Cancer patients who undergo PCI face a higher risk of early mortality
Cancer patients who undergo percutaneous coronary intervention (PCI) face a higher risk of early mortality, according to a new meta-analysis published in Current Problems in Cardiology.[1]
“The cancer population who have an indication for PCI is progressively increasing, posing a conundrum for revascularization due to uncertain risks and benefits in this high-risk population,” wrote first author Akshay Machanahalli Balakrishna, MD, with the department of medicine at Creighton University School of Medicine in Omaha, Nebraska, and colleagues. “Dual-antiplatelet agents, PCI, and drug-eluting stents are not routinely used in cancer patients due to a higher prevalence of thrombocytopenia and elevated risk of thrombosis. Therefore, patients with cancer, particularly those undergoing active cancer treatments, have traditionally been excluded from PCI trials. Despite the fact that the number of cancer patients undergoing PCI is increasing, there is very minimal data on early outcomes and peri-procedural complications in this cohort.”
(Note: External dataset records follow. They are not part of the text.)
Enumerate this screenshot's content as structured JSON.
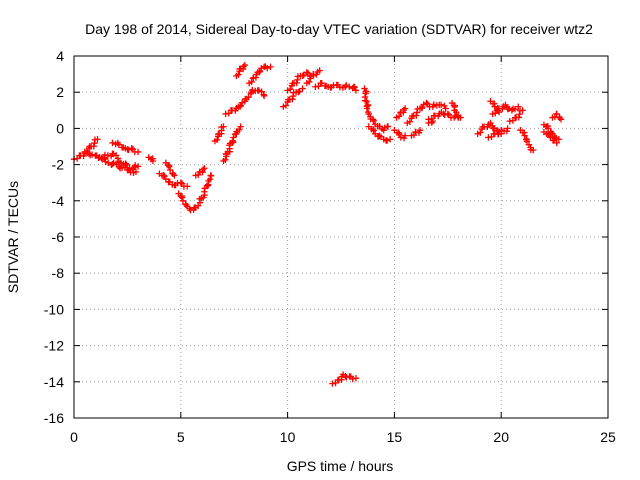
{
  "chart_data": {
    "type": "scatter",
    "title": "Day 198 of 2014, Sidereal Day-to-day VTEC variation (SDTVAR) for receiver wtz2",
    "xlabel": "GPS time / hours",
    "ylabel": "SDTVAR / TECUs",
    "xlim": [
      0,
      25
    ],
    "ylim": [
      -16,
      4
    ],
    "xticks": [
      0,
      5,
      10,
      15,
      20,
      25
    ],
    "yticks": [
      4,
      2,
      0,
      -2,
      -4,
      -6,
      -8,
      -10,
      -12,
      -14,
      -16
    ],
    "grid": true,
    "marker": "plus",
    "color": "#ff0000",
    "segments": [
      [
        [
          0.0,
          -1.7
        ],
        [
          0.3,
          -1.5
        ],
        [
          0.6,
          -1.3
        ],
        [
          1.0,
          -1.5
        ],
        [
          1.4,
          -1.6
        ],
        [
          1.8,
          -1.4
        ],
        [
          2.2,
          -1.9
        ],
        [
          2.6,
          -2.2
        ],
        [
          3.0,
          -2.1
        ]
      ],
      [
        [
          0.5,
          -1.3
        ],
        [
          0.8,
          -1.0
        ],
        [
          1.1,
          -0.6
        ]
      ],
      [
        [
          1.2,
          -1.6
        ],
        [
          1.6,
          -1.9
        ],
        [
          2.0,
          -2.0
        ],
        [
          2.5,
          -2.3
        ],
        [
          2.9,
          -2.4
        ]
      ],
      [
        [
          1.8,
          -0.8
        ],
        [
          2.1,
          -0.9
        ],
        [
          2.4,
          -1.1
        ],
        [
          2.7,
          -1.1
        ],
        [
          3.0,
          -1.3
        ]
      ],
      [
        [
          3.5,
          -1.6
        ],
        [
          3.7,
          -1.8
        ]
      ],
      [
        [
          4.0,
          -2.5
        ],
        [
          4.3,
          -2.8
        ],
        [
          4.6,
          -3.1
        ],
        [
          5.0,
          -3.0
        ],
        [
          5.3,
          -3.2
        ]
      ],
      [
        [
          4.3,
          -1.9
        ],
        [
          4.5,
          -2.3
        ],
        [
          4.7,
          -2.6
        ]
      ],
      [
        [
          4.9,
          -3.6
        ],
        [
          5.1,
          -4.0
        ],
        [
          5.3,
          -4.3
        ],
        [
          5.6,
          -4.5
        ],
        [
          5.9,
          -4.1
        ],
        [
          6.1,
          -3.5
        ],
        [
          6.3,
          -2.9
        ],
        [
          6.4,
          -2.6
        ]
      ],
      [
        [
          5.7,
          -2.6
        ],
        [
          5.9,
          -2.4
        ],
        [
          6.1,
          -2.2
        ]
      ],
      [
        [
          6.6,
          -0.7
        ],
        [
          6.8,
          -0.3
        ],
        [
          7.0,
          0.1
        ]
      ],
      [
        [
          7.0,
          -1.8
        ],
        [
          7.2,
          -1.3
        ],
        [
          7.4,
          -0.8
        ],
        [
          7.6,
          -0.3
        ],
        [
          7.8,
          0.1
        ]
      ],
      [
        [
          7.1,
          0.8
        ],
        [
          7.4,
          1.0
        ],
        [
          7.7,
          1.2
        ],
        [
          8.0,
          1.5
        ],
        [
          8.3,
          2.0
        ],
        [
          8.6,
          2.1
        ],
        [
          8.9,
          1.8
        ]
      ],
      [
        [
          7.6,
          2.9
        ],
        [
          7.8,
          3.3
        ],
        [
          8.0,
          3.5
        ]
      ],
      [
        [
          8.2,
          2.5
        ],
        [
          8.4,
          2.8
        ],
        [
          8.6,
          3.1
        ],
        [
          8.9,
          3.4
        ],
        [
          9.2,
          3.4
        ]
      ],
      [
        [
          9.8,
          1.2
        ],
        [
          10.1,
          1.6
        ],
        [
          10.4,
          2.0
        ],
        [
          10.7,
          2.2
        ]
      ],
      [
        [
          10.0,
          2.1
        ],
        [
          10.3,
          2.5
        ],
        [
          10.6,
          2.9
        ],
        [
          10.9,
          3.1
        ],
        [
          11.2,
          2.9
        ]
      ],
      [
        [
          10.9,
          2.5
        ],
        [
          11.2,
          3.0
        ],
        [
          11.5,
          3.2
        ]
      ],
      [
        [
          11.3,
          2.3
        ],
        [
          11.6,
          2.5
        ],
        [
          11.9,
          2.3
        ],
        [
          12.3,
          2.4
        ],
        [
          12.7,
          2.3
        ],
        [
          13.1,
          2.3
        ],
        [
          13.2,
          2.1
        ]
      ],
      [
        [
          12.1,
          -14.1
        ],
        [
          12.4,
          -13.9
        ],
        [
          12.6,
          -13.6
        ],
        [
          12.9,
          -13.7
        ],
        [
          13.2,
          -13.8
        ]
      ],
      [
        [
          13.6,
          2.2
        ],
        [
          13.7,
          1.5
        ],
        [
          13.8,
          0.8
        ],
        [
          14.0,
          0.5
        ],
        [
          14.3,
          0.1
        ],
        [
          14.5,
          -0.1
        ],
        [
          14.7,
          0.1
        ]
      ],
      [
        [
          13.8,
          0.1
        ],
        [
          14.1,
          -0.3
        ],
        [
          14.5,
          -0.6
        ],
        [
          14.8,
          -0.6
        ]
      ],
      [
        [
          15.0,
          -0.1
        ],
        [
          15.3,
          -0.5
        ],
        [
          15.5,
          -0.4
        ]
      ],
      [
        [
          15.1,
          0.6
        ],
        [
          15.3,
          0.9
        ],
        [
          15.5,
          1.1
        ]
      ],
      [
        [
          15.6,
          0.3
        ],
        [
          15.9,
          0.7
        ],
        [
          16.2,
          1.1
        ],
        [
          16.5,
          1.4
        ],
        [
          16.8,
          1.2
        ],
        [
          17.1,
          1.3
        ],
        [
          17.4,
          1.1
        ]
      ],
      [
        [
          15.8,
          -0.4
        ],
        [
          16.0,
          -0.2
        ],
        [
          16.2,
          -0.1
        ]
      ],
      [
        [
          16.6,
          0.5
        ],
        [
          16.9,
          0.7
        ],
        [
          17.2,
          0.9
        ],
        [
          17.5,
          0.8
        ],
        [
          17.8,
          0.6
        ],
        [
          18.1,
          0.6
        ]
      ],
      [
        [
          16.6,
          0.3
        ],
        [
          16.8,
          0.4
        ]
      ],
      [
        [
          17.7,
          1.4
        ],
        [
          17.9,
          0.9
        ],
        [
          18.0,
          0.6
        ]
      ],
      [
        [
          18.9,
          -0.3
        ],
        [
          19.2,
          0.1
        ],
        [
          19.5,
          0.3
        ],
        [
          19.8,
          -0.1
        ],
        [
          20.0,
          -0.3
        ],
        [
          20.3,
          0.0
        ]
      ],
      [
        [
          19.4,
          -0.5
        ],
        [
          19.7,
          -0.3
        ],
        [
          20.0,
          -0.1
        ]
      ],
      [
        [
          19.5,
          1.5
        ],
        [
          19.7,
          1.2
        ],
        [
          19.9,
          0.9
        ]
      ],
      [
        [
          19.6,
          0.8
        ],
        [
          19.9,
          1.1
        ],
        [
          20.2,
          1.3
        ],
        [
          20.5,
          1.0
        ],
        [
          20.8,
          1.2
        ]
      ],
      [
        [
          20.4,
          0.4
        ],
        [
          20.7,
          0.6
        ],
        [
          21.0,
          1.0
        ]
      ],
      [
        [
          20.9,
          -0.1
        ],
        [
          21.1,
          -0.4
        ],
        [
          21.3,
          -0.9
        ],
        [
          21.5,
          -1.2
        ]
      ],
      [
        [
          22.0,
          0.2
        ],
        [
          22.2,
          0.0
        ],
        [
          22.4,
          -0.3
        ],
        [
          22.7,
          -0.6
        ]
      ],
      [
        [
          22.0,
          -0.2
        ],
        [
          22.3,
          -0.5
        ],
        [
          22.6,
          -0.8
        ]
      ],
      [
        [
          22.4,
          0.6
        ],
        [
          22.6,
          0.8
        ],
        [
          22.8,
          0.5
        ]
      ]
    ]
  }
}
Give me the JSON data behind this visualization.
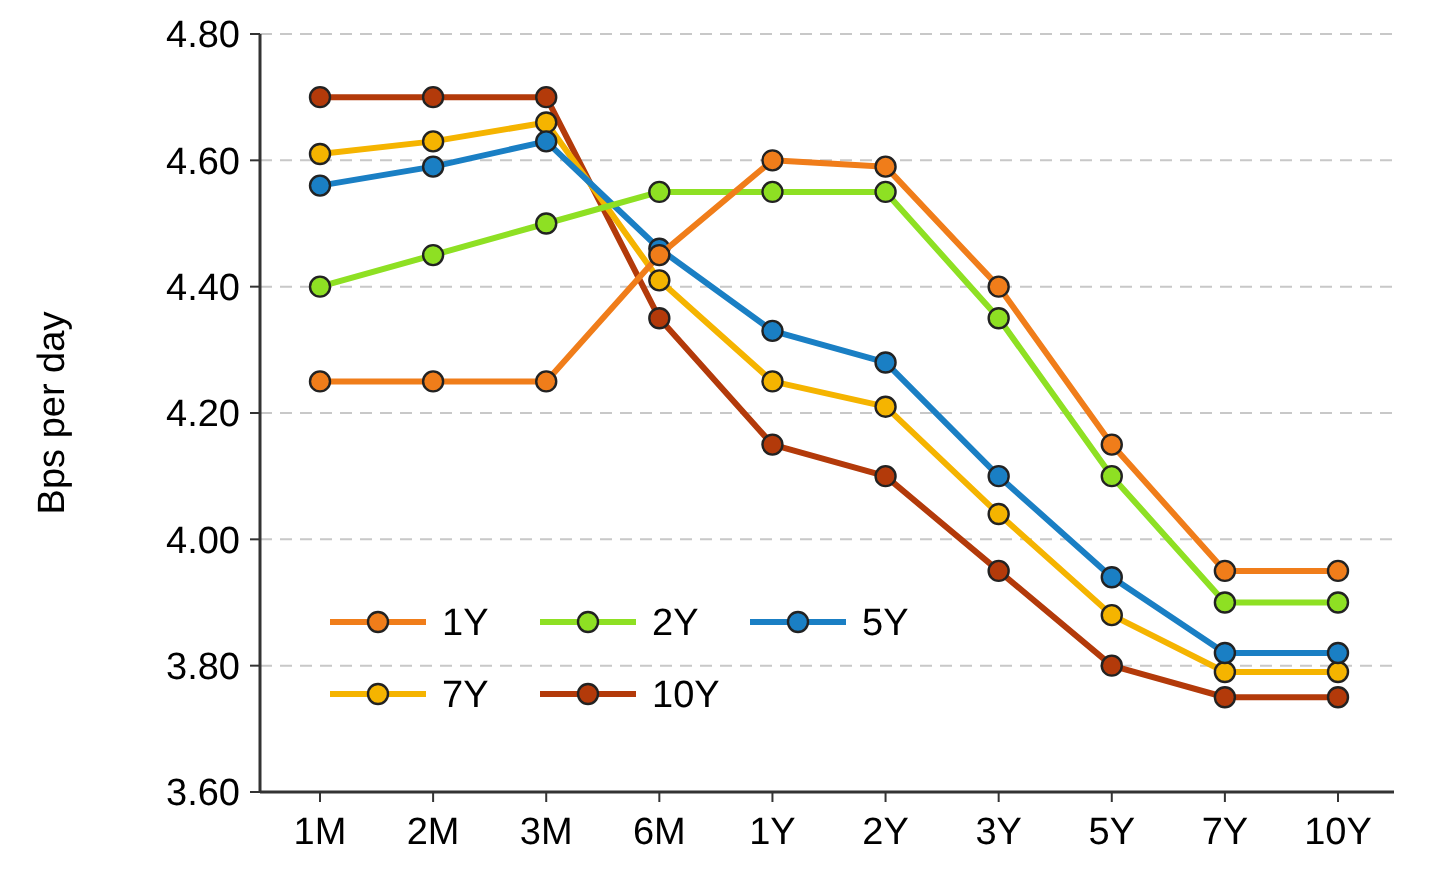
{
  "chart_data": {
    "type": "line",
    "ylabel": "Bps per day",
    "categories": [
      "1M",
      "2M",
      "3M",
      "6M",
      "1Y",
      "2Y",
      "3Y",
      "5Y",
      "7Y",
      "10Y"
    ],
    "series": [
      {
        "name": "1Y",
        "color": "#f07d1a",
        "values": [
          4.25,
          4.25,
          4.25,
          4.45,
          4.6,
          4.59,
          4.4,
          4.15,
          3.95,
          3.95
        ]
      },
      {
        "name": "2Y",
        "color": "#8ee023",
        "values": [
          4.4,
          4.45,
          4.5,
          4.55,
          4.55,
          4.55,
          4.35,
          4.1,
          3.9,
          3.9
        ]
      },
      {
        "name": "5Y",
        "color": "#1a7fc4",
        "values": [
          4.56,
          4.59,
          4.63,
          4.46,
          4.33,
          4.28,
          4.1,
          3.94,
          3.82,
          3.82
        ]
      },
      {
        "name": "7Y",
        "color": "#f5b400",
        "values": [
          4.61,
          4.63,
          4.66,
          4.41,
          4.25,
          4.21,
          4.04,
          3.88,
          3.79,
          3.79
        ]
      },
      {
        "name": "10Y",
        "color": "#b33a0a",
        "values": [
          4.7,
          4.7,
          4.7,
          4.35,
          4.15,
          4.1,
          3.95,
          3.8,
          3.75,
          3.75
        ]
      }
    ],
    "ylim": [
      3.6,
      4.8
    ],
    "yticks": [
      {
        "value": 3.6,
        "label": "3.60"
      },
      {
        "value": 3.8,
        "label": "3.80"
      },
      {
        "value": 4.0,
        "label": "4.00"
      },
      {
        "value": 4.2,
        "label": "4.20"
      },
      {
        "value": 4.4,
        "label": "4.40"
      },
      {
        "value": 4.6,
        "label": "4.60"
      },
      {
        "value": 4.8,
        "label": "4.80"
      }
    ],
    "grid": "y",
    "legend": "bottom left",
    "marker": "circle",
    "line_style": "solid"
  }
}
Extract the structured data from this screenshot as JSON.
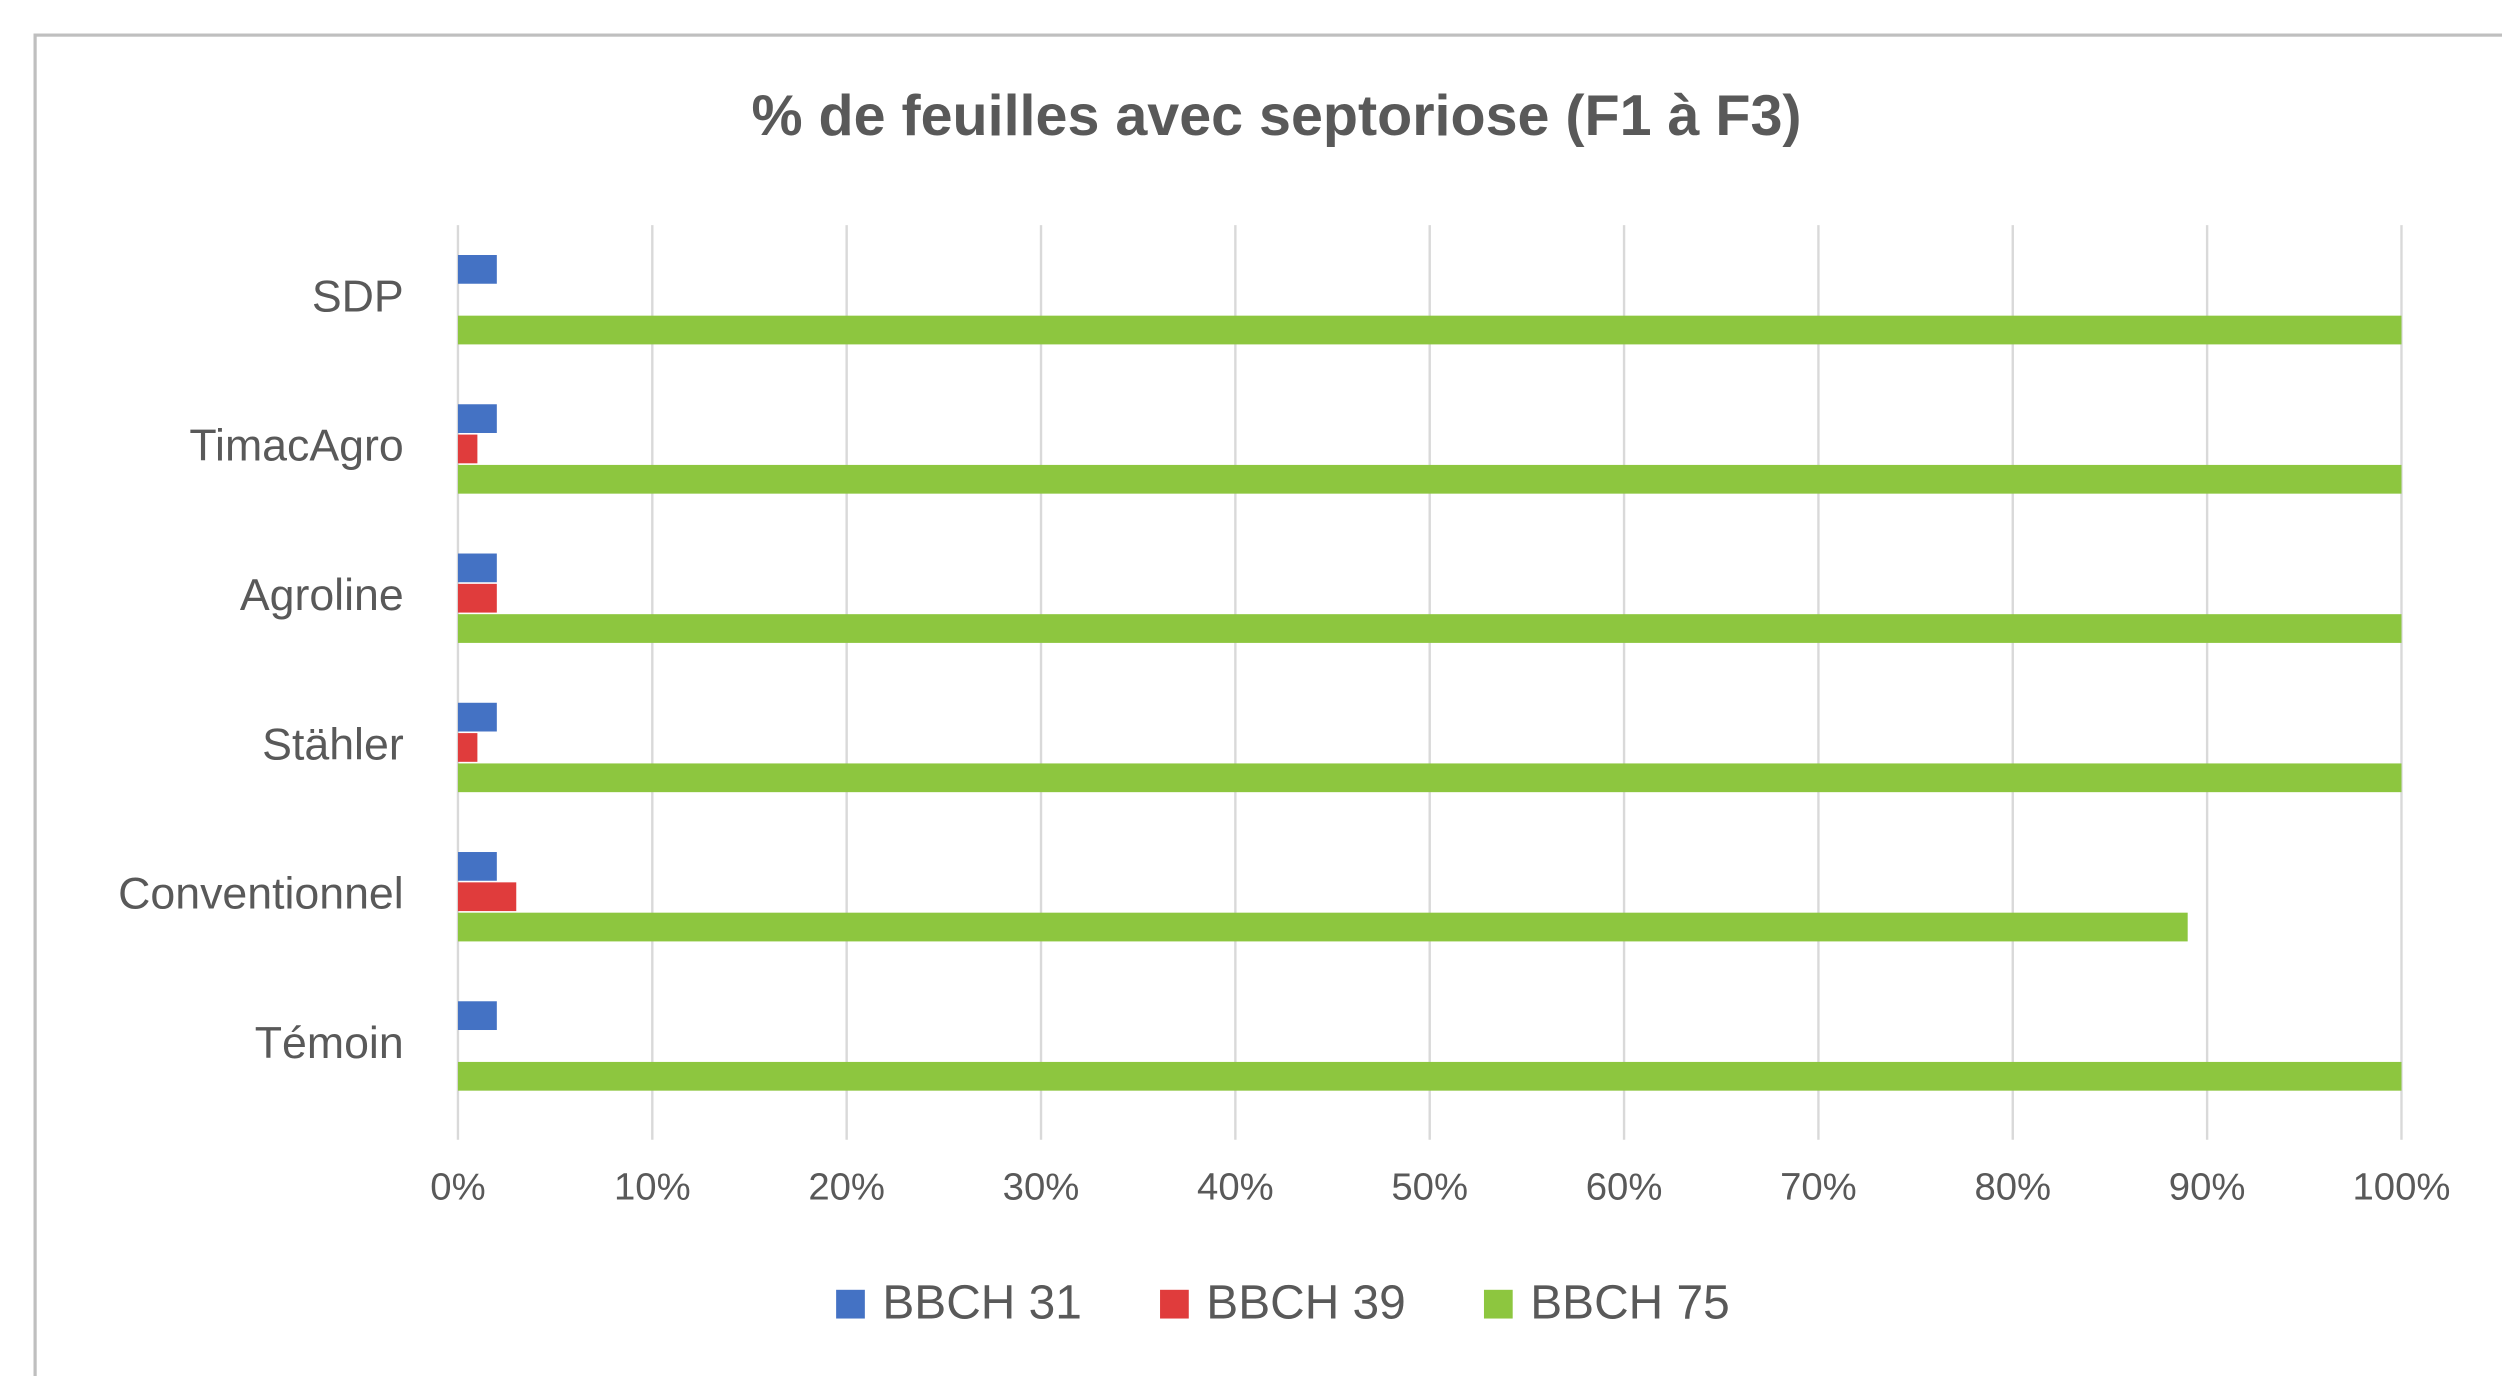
{
  "chart_data": {
    "type": "bar",
    "orientation": "horizontal",
    "title": "% de feuilles avec septoriose (F1 à F3)",
    "categories": [
      "SDP",
      "TimacAgro",
      "Agroline",
      "Stähler",
      "Conventionnel",
      "Témoin"
    ],
    "series": [
      {
        "name": "BBCH 31",
        "color": "#4472c4",
        "values": [
          2,
          2,
          2,
          2,
          2,
          2
        ]
      },
      {
        "name": "BBCH 39",
        "color": "#e03c3c",
        "values": [
          0,
          1,
          2,
          1,
          3,
          0
        ]
      },
      {
        "name": "BBCH 75",
        "color": "#8dc63f",
        "values": [
          100,
          100,
          100,
          100,
          89,
          100
        ]
      }
    ],
    "xlim": [
      0,
      100
    ],
    "xticks": [
      {
        "value": 0,
        "label": "0%"
      },
      {
        "value": 10,
        "label": "10%"
      },
      {
        "value": 20,
        "label": "20%"
      },
      {
        "value": 30,
        "label": "30%"
      },
      {
        "value": 40,
        "label": "40%"
      },
      {
        "value": 50,
        "label": "50%"
      },
      {
        "value": 60,
        "label": "60%"
      },
      {
        "value": 70,
        "label": "70%"
      },
      {
        "value": 80,
        "label": "80%"
      },
      {
        "value": 90,
        "label": "90%"
      },
      {
        "value": 100,
        "label": "100%"
      }
    ],
    "grid": true,
    "legend": "bottom"
  }
}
Balakrishna et al. performed a systemic review and meta-analysis of studies focused on PCI outcomes among patients with a current or historical cancer diagnosis. With two different researchers independently screening each article for inclusion, the group ultimately landed on seven observational studies. The regions covered by these studies included the United States, Netherlands, Japan, Israel and Europe.
The team’s final analysis included nearly 6.6 million patients, and 0.2% presented with either active or historical cancer. Patients with cancer tended to be older and male. They were also more likely to present with comorbidities such as hypertension, peripheral vascular disease, heart failure, prior myocardial infarction and prior stroke.
Overall, PCI patients faced a higher risk of in-hospital mortality, 30-day mortality and in-hospital cardiovascular mortality if they presented with an active or historical cancer diagnosis.
“The reduced utilization of drug-eluting stents and glycoprotein IIb/IIIa inhibitors in patients with cancer may further contribute to the higher rate of adverse outcomes,” the authors wrote. “There was a trend toward lower utilization of statins and dual anti-platelet agents on discharge in patients with cancer which may play an additional role in worse 30-day outcomes in this cohort.”
The risk of needing a blood transfusion was also higher among these patients, but other complication rates were comparable between the two groups.